Post by Pony on May 4, 2013 15:03:48 GMT -5
Swallowing My Pride
I’d like to think of myself as a prideful person, having accomplished a lot since my injury that paralyzed me from my chest down, including my hands, which I continue to use in many ways, but sadly, the dexterity of playing guitar, or even opening my hand to grasp something has been stolen away. Still, I push this wheelchair, banging and scraping my hands and forearms constantly. In fact, my hands stay dirty and wounded, but it’s ok. It’s part of the price I pay for my independence and retaining, what I call, pride.
While I gain freedom by pushing, I also lose freedom by the speed and ease to do things, especially tasks that require finger movement. You see, there are fine functions that require more fingers use than I have. The more a function needs finger dexterity; the more difficult it is, or in some cases completely impossible. I can look deceiving as I push my chair, type fairly fast with a pen in one hand, text with one knuckle pretty quickly, grab my cell phone from a holster on my chair, etc. At first glance, my hands can look normal, but there are functions that I simply can’t do without hand-strength or working fingers, or sensation.
In some cases, I have to ask for more help than I’m comfortable with. And I’m just being honest when I say it digs at me to ask for help with little things that seems so easy, but is outside my physical ability.

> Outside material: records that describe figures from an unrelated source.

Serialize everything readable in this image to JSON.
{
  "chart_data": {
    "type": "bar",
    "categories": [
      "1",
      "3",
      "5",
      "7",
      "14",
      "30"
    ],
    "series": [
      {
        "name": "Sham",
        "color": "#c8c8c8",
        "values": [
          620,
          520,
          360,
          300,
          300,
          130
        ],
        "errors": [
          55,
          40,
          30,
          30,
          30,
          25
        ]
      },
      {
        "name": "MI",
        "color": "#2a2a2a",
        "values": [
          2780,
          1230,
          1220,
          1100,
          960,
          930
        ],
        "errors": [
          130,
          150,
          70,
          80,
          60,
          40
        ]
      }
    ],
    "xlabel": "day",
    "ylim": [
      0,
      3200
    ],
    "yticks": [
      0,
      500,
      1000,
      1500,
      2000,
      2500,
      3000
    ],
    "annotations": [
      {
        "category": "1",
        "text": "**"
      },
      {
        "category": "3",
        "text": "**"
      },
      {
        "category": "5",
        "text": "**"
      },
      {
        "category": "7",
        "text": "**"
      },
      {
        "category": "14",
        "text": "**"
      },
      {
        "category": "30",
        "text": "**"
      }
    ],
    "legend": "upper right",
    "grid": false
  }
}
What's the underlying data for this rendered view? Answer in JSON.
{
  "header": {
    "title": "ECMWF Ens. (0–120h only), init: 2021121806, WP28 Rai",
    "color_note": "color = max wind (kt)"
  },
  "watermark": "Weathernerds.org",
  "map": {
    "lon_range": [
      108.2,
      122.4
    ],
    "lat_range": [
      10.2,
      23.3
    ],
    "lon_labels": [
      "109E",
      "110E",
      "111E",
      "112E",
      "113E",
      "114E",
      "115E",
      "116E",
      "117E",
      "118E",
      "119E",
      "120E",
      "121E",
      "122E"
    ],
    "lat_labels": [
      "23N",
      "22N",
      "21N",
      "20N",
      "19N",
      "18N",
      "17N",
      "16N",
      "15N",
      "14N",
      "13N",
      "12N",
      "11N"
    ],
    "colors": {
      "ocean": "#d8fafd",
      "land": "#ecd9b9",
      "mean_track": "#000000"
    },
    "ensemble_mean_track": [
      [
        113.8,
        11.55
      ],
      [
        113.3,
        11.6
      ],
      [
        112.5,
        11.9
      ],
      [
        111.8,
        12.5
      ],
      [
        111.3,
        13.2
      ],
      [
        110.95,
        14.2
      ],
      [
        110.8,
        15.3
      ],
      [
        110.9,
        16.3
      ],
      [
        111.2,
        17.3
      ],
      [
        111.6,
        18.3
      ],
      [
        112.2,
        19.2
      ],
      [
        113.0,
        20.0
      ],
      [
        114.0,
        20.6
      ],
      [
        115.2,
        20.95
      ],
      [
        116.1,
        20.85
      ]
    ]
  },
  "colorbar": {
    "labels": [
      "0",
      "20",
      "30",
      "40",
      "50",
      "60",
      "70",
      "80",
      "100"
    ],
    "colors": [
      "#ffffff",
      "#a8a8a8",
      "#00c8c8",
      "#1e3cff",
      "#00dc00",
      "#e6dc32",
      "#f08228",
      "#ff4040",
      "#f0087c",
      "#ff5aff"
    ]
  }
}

For example, it makes me feel silly to ask someone to open a chocolate wrapper, or open crackers. It really comes down to how bad I want to something. And yes, if I want something bad enough, then I must grit my teeth and swallow my pride.
Throughout the years of my second-life from this chair, I’ve learned that swallowing my pride is definitely a part of the price I pay for continuing my march for freedom. It’s a march that will continue until I die.